The performances are inspired and zany, especially Karen Black, Sheri Moon, and Chad Bannon. Everybody seemed to be having a lot of fun. For all the sickness that is this film, I have to give credit for the filmmakers’ creative energy and obvious love for this project. You could see it in the performances and feel it in the craftsmanship. Heck, love for this project dripped off the screen the way gore dripped off the walls in the film.
This is by no means for everyone. I think the film’s biggest weakness is that the violence and sadism are far too sick. The setting’s relentless environment of blood, violence, and the bizarre hamper the storytelling, but structurally the film is sound. This is a curiosity piece. It’s not very everyone; honestly, it’s not for very many people. It’s a vanity project that might interest fans of Zombie’s music and hardcore horror movie fans who love gore by the shipload. You have to have a strong stomach and be able to tolerate really extreme subject matter; it’s not for the average Joe or even for many “serious” film fans. When you walk out the theatre, you need to be able to just brush off this particular movie experience. It’s not good or bad; it just is.
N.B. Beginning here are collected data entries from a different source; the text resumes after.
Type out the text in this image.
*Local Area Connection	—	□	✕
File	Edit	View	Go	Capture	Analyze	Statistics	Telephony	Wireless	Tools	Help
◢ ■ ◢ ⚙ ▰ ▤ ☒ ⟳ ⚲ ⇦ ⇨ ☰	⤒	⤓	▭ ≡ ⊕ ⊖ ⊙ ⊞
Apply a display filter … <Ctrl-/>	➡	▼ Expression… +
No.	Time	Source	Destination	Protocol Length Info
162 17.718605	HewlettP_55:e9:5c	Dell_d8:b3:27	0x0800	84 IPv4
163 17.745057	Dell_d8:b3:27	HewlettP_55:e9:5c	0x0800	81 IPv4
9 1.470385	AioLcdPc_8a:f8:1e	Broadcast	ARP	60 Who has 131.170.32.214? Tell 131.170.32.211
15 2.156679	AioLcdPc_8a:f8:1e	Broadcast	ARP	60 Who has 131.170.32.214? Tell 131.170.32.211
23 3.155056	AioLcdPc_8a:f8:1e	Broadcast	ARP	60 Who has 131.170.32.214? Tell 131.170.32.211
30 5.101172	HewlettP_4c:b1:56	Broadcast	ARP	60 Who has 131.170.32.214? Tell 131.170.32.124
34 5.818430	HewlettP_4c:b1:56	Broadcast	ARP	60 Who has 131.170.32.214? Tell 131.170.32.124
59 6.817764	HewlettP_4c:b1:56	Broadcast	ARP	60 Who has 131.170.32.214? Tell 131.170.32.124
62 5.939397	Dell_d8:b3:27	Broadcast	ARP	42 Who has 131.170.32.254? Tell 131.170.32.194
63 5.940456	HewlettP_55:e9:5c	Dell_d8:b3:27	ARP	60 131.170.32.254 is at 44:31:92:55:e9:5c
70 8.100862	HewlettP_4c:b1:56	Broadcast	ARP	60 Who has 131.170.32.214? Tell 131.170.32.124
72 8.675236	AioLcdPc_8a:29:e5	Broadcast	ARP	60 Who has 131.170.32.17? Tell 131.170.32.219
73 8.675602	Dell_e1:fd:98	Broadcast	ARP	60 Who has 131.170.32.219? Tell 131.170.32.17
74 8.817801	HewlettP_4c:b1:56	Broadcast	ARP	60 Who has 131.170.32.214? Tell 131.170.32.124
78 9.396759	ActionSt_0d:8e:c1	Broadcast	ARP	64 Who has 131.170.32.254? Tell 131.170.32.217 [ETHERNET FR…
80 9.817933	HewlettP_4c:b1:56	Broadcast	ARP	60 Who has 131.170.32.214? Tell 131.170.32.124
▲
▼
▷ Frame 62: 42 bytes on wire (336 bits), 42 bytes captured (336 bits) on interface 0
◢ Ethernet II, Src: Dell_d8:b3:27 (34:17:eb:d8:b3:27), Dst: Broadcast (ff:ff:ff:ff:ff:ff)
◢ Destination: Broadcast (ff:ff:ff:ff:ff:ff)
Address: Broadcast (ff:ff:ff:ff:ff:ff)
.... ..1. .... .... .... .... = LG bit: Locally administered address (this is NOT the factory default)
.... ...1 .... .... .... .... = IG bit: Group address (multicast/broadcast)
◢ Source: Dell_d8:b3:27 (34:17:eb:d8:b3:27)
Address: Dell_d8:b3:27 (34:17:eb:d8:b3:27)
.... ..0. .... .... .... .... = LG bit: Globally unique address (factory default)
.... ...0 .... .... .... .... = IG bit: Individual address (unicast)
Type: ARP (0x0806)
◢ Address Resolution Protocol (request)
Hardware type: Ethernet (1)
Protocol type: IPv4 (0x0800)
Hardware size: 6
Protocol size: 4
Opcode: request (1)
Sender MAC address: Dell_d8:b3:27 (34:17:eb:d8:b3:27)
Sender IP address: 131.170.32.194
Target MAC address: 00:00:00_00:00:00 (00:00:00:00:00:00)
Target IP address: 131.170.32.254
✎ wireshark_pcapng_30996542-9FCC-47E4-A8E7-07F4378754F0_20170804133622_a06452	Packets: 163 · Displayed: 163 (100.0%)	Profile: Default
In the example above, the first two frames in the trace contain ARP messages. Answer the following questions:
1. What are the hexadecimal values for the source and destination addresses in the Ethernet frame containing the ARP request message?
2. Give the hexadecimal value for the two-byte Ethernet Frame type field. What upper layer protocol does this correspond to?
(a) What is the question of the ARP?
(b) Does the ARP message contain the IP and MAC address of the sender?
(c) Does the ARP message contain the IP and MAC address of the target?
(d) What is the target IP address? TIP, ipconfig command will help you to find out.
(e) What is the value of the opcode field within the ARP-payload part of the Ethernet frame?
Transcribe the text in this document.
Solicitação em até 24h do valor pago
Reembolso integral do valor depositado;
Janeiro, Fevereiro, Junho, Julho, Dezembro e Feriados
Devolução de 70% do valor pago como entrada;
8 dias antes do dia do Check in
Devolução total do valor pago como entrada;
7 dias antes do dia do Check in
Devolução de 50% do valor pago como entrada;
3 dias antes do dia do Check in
The story is only supposed to make sense visually the way a music video might “make sense.” This is Zombie vomiting out some of the twisted imagery that rides in his head. If he gets to make another horror movie, the next one might delve a little deeper into story and character and leave the shocking and extraneous video images for one of those short films musicians use to sell their music.